Lloyds Banking Group is reportedly preparing to retire the Halifax brand after 173 years, a move that would mark one of the most significant consolidations in British retail banking history.
The FTSE 100 lender, which also owns Lloyds Bank, Bank of Scotland and Scottish Widows, is said to be considering a phased transition that would migrate Halifax customers into Lloyds Bank. According to reports, new Halifax account applications could be paused as early as July, with the brand potentially ceasing to take on new customers by October. Lloyds has not confirmed any timeline and said there are “no changes for customers as of today,” adding that it regularly reviews how its brands operate within the group.

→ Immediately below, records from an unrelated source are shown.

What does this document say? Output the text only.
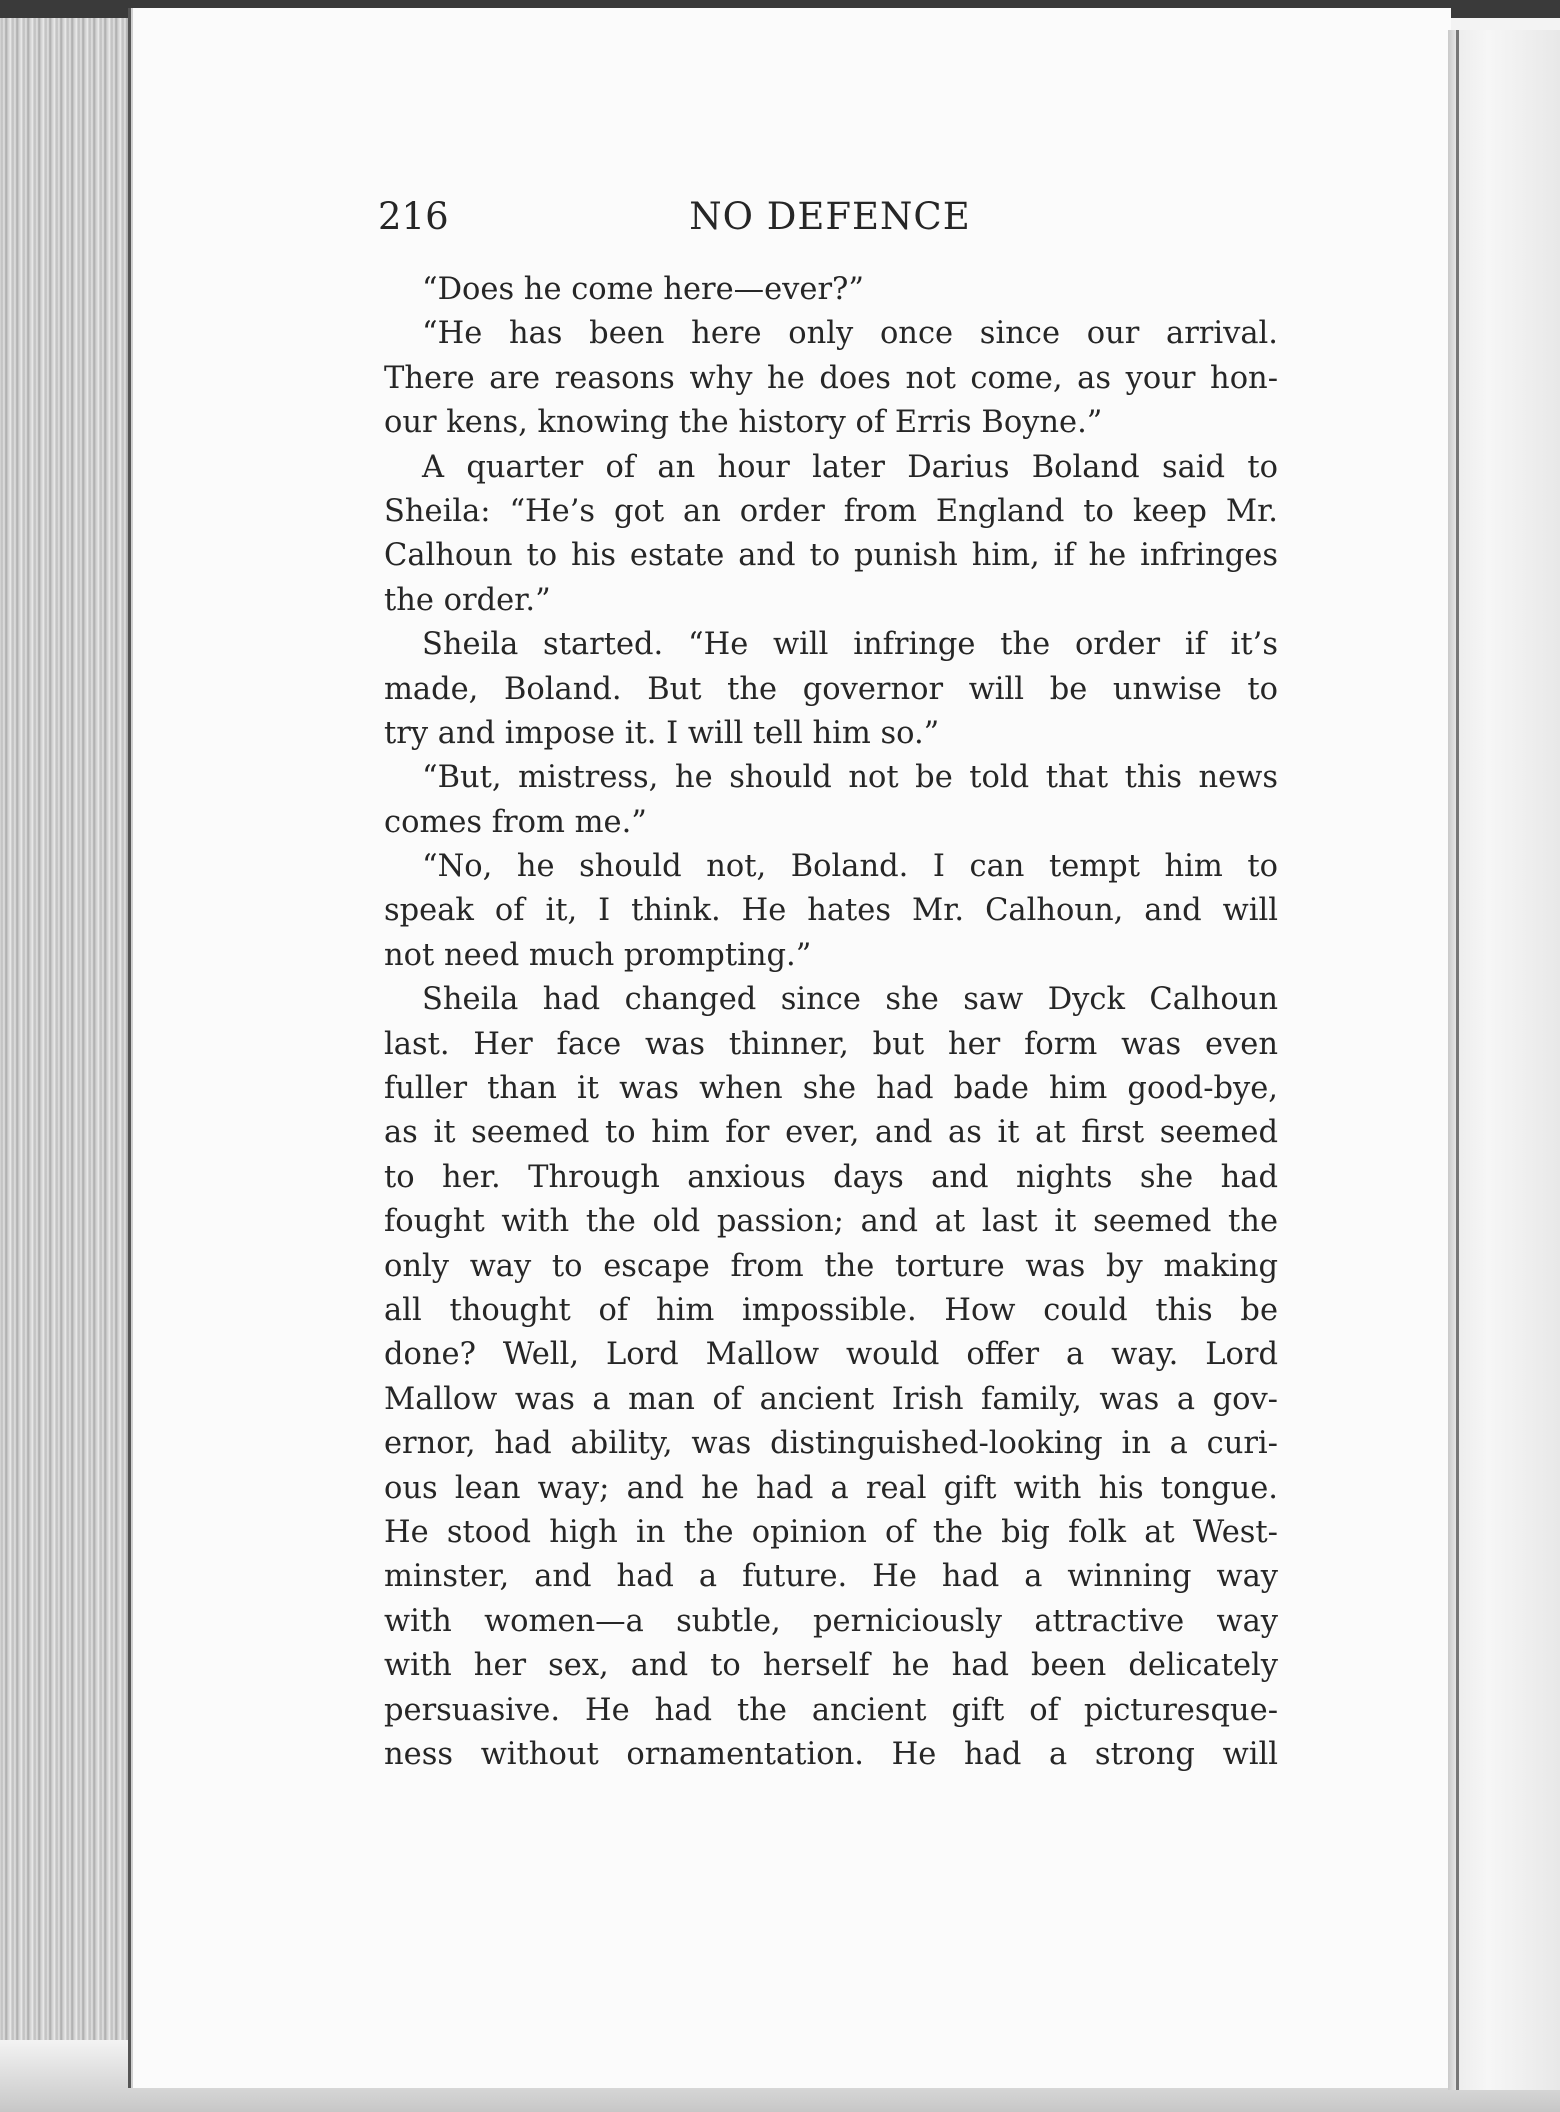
216	NO DEFENCE
“Does he come here—ever?”
“He has been here only once since our arrival.
There are reasons why he does not come, as your hon-
our kens, knowing the history of Erris Boyne.”
A quarter of an hour later Darius Boland said to
Sheila: “He’s got an order from England to keep Mr.
Calhoun to his estate and to punish him, if he infringes
the order.”
Sheila started. “He will infringe the order if it’s
made, Boland. But the governor will be unwise to
try and impose it. I will tell him so.”
“But, mistress, he should not be told that this news
comes from me.”
“No, he should not, Boland. I can tempt him to
speak of it, I think. He hates Mr. Calhoun, and will
not need much prompting.”
Sheila had changed since she saw Dyck Calhoun
last. Her face was thinner, but her form was even
fuller than it was when she had bade him good-bye,
as it seemed to him for ever, and as it at first seemed
to her. Through anxious days and nights she had
fought with the old passion; and at last it seemed the
only way to escape from the torture was by making
all thought of him impossible. How could this be
done? Well, Lord Mallow would offer a way. Lord
Mallow was a man of ancient Irish family, was a gov-
ernor, had ability, was distinguished-looking in a curi-
ous lean way; and he had a real gift with his tongue.
He stood high in the opinion of the big folk at West-
minster, and had a future. He had a winning way
with women—a subtle, perniciously attractive way
with her sex, and to herself he had been delicately
persuasive. He had the ancient gift of picturesque-
ness without ornamentation. He had a strong will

Halifax traces its origins to 1853, when the Halifax Permanent Benefit Building and Investment Society was founded in Yorkshire. It later became one of the UK’s largest building societies and, in 1997, carried out what was then the biggest mutual demutualisation in British history, converting 7.5 million members into shareholders. The brand was absorbed into HBOS following its 2001 merger with Bank of Scotland and later became part of Lloyds Banking Group during the 2008 financial crisis rescue.

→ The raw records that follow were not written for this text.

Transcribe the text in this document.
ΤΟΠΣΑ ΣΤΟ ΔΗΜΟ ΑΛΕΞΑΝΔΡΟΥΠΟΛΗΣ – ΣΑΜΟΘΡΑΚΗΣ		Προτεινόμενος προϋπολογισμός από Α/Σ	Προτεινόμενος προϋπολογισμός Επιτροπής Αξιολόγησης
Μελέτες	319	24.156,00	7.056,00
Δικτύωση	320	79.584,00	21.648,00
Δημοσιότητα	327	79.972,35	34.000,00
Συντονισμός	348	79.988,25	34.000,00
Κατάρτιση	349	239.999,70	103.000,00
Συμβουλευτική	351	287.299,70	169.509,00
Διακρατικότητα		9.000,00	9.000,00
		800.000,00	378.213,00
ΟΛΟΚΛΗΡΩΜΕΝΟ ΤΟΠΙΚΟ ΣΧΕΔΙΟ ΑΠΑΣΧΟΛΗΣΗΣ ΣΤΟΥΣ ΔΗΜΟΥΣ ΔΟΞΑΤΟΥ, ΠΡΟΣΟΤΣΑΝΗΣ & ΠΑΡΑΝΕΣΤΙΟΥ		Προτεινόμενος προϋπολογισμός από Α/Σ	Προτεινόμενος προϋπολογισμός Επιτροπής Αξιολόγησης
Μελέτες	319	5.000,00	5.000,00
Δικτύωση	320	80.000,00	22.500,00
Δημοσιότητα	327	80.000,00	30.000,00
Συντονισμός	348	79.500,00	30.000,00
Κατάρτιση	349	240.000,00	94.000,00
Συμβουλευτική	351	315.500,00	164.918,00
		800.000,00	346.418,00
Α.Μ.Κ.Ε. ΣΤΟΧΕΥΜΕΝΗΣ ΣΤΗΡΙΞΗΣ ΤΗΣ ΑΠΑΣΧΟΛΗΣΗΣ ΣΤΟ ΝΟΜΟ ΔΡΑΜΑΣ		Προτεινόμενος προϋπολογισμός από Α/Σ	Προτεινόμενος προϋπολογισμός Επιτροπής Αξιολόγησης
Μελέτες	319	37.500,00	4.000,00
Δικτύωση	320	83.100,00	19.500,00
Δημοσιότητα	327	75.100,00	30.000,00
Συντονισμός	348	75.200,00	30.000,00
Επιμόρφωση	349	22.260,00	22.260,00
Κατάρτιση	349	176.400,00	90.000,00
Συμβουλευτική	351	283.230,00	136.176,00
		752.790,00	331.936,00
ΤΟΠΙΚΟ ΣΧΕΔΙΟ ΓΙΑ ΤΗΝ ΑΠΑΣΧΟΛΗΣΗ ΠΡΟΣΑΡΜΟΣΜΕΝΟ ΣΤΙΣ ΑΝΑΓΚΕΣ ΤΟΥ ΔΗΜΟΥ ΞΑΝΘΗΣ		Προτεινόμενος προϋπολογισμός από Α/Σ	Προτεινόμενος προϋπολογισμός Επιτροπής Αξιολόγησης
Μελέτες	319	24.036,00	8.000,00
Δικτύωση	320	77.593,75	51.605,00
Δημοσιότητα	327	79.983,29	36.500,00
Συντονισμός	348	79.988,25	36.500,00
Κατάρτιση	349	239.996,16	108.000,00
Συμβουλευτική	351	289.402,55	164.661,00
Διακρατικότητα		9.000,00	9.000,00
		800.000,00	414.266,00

Industry analysts have long questioned the sustainability of maintaining multiple overlapping retail brands within one group. Halifax and Lloyds often offer similar products, particularly in mortgages and current accounts, with differences largely reduced to branding and marketing. A consolidation would reduce duplication in technology, advertising, and operational costs while concentrating customer activity under a single flagship identity.
The potential change comes amid a wider retreat from high-street banking. Lloyds has already outlined further branch closures through 2026 and 2027, while more than 6,000 bank and building society branches have disappeared across the UK over the past decade, according to parliamentary research.
Consumer groups have repeatedly warned that the loss of branches and brand diversity risks reducing access to banking services, especially in smaller towns. Which? has argued that consolidation can leave vulnerable customers with fewer practical options for in-person banking support.
For Halifax customers, any transition is expected to be gradual, with account details such as numbers likely to remain unchanged. The group has also indicated that separate Financial Services Compensation Scheme protections would still apply where accounts sit across different banking entities within the group.
The move would place Lloyds alongside other UK banks streamlining long-established brands as digital banking accelerates and cost pressures intensify. Similar consolidation has already seen other historic high-street names absorbed or phased out in recent years.
If confirmed, the disappearance of Halifax as a standalone brand would mark the end of a defining chapter in British banking, closing a name that has been part of the financial landscape for more than a century and a half, while signalling a further shift toward simplified, digital-first banking structures.